In Ohio, Secretary of State Jon Husted, also a Republican, had to be forced by federal court order to open early voting to all Ohio citizens. Long voting lines over the weekend in Ohio testified to the importance of that ruling. Husted also had to be forced by court order to count votes that are accidentally cast in the wrong precinct because of poll-worker, not voter, error. Husted was more than willing to just toss those votes aside, stripping those who cast them of their right to be heard.
Furthermore, as the Toledo Blade reports, “Thousands of absentee ballot applications may have been rejected because Mr. Husted’s office did not send 33,000 updated registration records to local election officials until after the deadline for changes.”
The biggest problems, however, are occurring in a state all too familiar with election litigation and controversy. With immensely long lines already apparent throughout the state, Florida Gov. Rick Scott refused to extend early voting opportunities, breaking with the precedent set by his two predecessors in the office, both of whom were Republican. And in what may have been a freelance effort to shut down voting — nobody in an official capacity would ever approve such a stunt — early voting was interrupted Saturday at a Democratic precinct in Winter Park by the discovery of two “suspicious packages,” which had to be destroyed by a bomb disposal unit.
As Andrew Cohen writes in The Atlantic:
” … what is happening this weekend in Florida is simply unacceptable. According to a local election official interviewed by CBS News’ Phil Hirschkorn, the last “early voter” in line for Saturday’s truncated early voting in Palm Beach County finally got to cast a ballot at 2:30 Sunday morning, which means that voter waited in line for more than seven hours. In Miami, another traditional Democratic stronghold, the wait was said to be nearly as long. On Sunday, voters all over the state were begging judges and county officials for more time to vote.
This is happening not because of a natural disaster or a breakdown in machinery. It is happening by partisan design. Alarmed by the strong Democratic turnout in early voting in 2008, Republican lawmakers, including Gov.
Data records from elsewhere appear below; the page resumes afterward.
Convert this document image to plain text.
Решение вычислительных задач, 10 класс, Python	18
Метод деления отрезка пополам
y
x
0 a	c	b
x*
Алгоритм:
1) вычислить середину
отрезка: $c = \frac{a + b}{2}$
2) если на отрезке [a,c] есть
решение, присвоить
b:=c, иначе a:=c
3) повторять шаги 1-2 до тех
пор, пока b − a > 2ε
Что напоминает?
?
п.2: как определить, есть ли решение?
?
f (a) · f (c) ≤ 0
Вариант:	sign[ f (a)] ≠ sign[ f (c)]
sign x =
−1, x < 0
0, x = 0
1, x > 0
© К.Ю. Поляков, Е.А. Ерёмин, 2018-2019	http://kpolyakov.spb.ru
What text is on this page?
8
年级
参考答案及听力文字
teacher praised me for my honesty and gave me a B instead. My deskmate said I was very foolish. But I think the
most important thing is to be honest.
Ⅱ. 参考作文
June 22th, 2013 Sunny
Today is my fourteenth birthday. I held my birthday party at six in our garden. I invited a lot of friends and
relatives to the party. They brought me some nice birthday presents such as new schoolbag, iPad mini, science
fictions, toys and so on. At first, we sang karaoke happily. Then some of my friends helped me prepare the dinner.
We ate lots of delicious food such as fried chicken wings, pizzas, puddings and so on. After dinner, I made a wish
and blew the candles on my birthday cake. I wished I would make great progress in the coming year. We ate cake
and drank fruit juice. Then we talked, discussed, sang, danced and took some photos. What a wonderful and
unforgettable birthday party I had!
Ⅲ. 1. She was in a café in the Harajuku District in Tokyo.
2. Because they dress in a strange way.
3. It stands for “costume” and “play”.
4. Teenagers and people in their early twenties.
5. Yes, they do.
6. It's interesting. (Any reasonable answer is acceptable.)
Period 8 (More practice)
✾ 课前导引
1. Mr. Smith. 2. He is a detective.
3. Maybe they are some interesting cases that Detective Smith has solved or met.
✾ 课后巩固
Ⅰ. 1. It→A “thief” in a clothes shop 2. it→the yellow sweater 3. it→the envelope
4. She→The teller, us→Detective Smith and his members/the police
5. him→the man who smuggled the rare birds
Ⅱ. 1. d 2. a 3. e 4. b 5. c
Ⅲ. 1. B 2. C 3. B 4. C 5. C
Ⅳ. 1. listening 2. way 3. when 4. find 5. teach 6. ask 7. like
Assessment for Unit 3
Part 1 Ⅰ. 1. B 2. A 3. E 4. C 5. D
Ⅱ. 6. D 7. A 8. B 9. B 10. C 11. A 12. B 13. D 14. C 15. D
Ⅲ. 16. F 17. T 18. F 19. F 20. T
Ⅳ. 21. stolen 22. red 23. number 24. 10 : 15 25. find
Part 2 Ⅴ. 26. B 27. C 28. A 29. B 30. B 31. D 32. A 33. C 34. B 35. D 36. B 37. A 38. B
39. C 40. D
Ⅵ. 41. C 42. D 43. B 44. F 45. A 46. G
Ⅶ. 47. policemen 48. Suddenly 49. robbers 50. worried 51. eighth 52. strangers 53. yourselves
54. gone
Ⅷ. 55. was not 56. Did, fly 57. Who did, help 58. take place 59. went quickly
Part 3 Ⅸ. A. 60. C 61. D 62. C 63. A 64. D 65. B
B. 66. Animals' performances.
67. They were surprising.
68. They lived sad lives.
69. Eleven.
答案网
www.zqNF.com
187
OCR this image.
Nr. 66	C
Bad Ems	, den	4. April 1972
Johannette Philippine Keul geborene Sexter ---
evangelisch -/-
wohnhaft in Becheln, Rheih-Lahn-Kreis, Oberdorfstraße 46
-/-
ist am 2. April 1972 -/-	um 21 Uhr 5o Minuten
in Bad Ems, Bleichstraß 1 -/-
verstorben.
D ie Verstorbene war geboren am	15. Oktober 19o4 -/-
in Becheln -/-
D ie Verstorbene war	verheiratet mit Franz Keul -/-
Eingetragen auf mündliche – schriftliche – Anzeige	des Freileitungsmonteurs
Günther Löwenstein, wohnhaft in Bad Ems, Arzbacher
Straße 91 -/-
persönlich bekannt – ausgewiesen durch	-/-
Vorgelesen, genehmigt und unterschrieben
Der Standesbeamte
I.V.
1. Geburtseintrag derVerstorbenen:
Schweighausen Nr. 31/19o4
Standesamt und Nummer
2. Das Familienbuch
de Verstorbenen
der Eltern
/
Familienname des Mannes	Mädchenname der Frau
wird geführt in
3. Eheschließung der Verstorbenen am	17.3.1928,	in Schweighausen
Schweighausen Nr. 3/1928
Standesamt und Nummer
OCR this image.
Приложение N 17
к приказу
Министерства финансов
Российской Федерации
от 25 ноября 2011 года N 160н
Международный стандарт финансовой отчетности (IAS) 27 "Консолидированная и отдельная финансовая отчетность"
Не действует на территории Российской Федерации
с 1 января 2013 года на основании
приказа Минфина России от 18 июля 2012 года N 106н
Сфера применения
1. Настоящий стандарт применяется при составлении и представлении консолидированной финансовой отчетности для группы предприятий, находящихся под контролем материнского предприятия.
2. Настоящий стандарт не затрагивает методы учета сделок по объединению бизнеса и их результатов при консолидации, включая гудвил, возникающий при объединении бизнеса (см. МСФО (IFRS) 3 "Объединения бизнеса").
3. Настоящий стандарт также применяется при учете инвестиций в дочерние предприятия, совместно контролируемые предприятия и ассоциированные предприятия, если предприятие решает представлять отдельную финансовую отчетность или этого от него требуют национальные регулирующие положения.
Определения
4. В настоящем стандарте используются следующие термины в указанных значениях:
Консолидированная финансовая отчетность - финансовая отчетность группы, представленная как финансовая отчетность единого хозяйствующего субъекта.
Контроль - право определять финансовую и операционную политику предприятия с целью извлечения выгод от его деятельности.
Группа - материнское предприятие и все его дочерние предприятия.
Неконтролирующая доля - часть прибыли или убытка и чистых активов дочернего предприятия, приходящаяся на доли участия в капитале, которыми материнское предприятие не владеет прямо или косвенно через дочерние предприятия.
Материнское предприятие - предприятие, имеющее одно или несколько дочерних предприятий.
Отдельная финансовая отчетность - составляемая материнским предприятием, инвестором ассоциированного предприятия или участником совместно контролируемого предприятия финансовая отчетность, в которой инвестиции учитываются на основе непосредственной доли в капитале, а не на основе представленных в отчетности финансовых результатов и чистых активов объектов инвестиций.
Rick Scott, reduced the number of early-voting days from 14 to eight….
If Florida’s election officials, and its Republican lawmakers, and its state and federal judges, all were required to stand in line for seven hours to vote, those long lines would go away forever. You know it, I know it, and so do those officials.”
No public official — no American patriot — ought to try to discourage fellow Americans from voting. No political party ought to advance its own prospects by trying to reduce rather than increase participation in the most fundamental rite and right of democratic self-government.
Because if that’s your route to power, you’re doomed to failure in the long term, and you ought to be.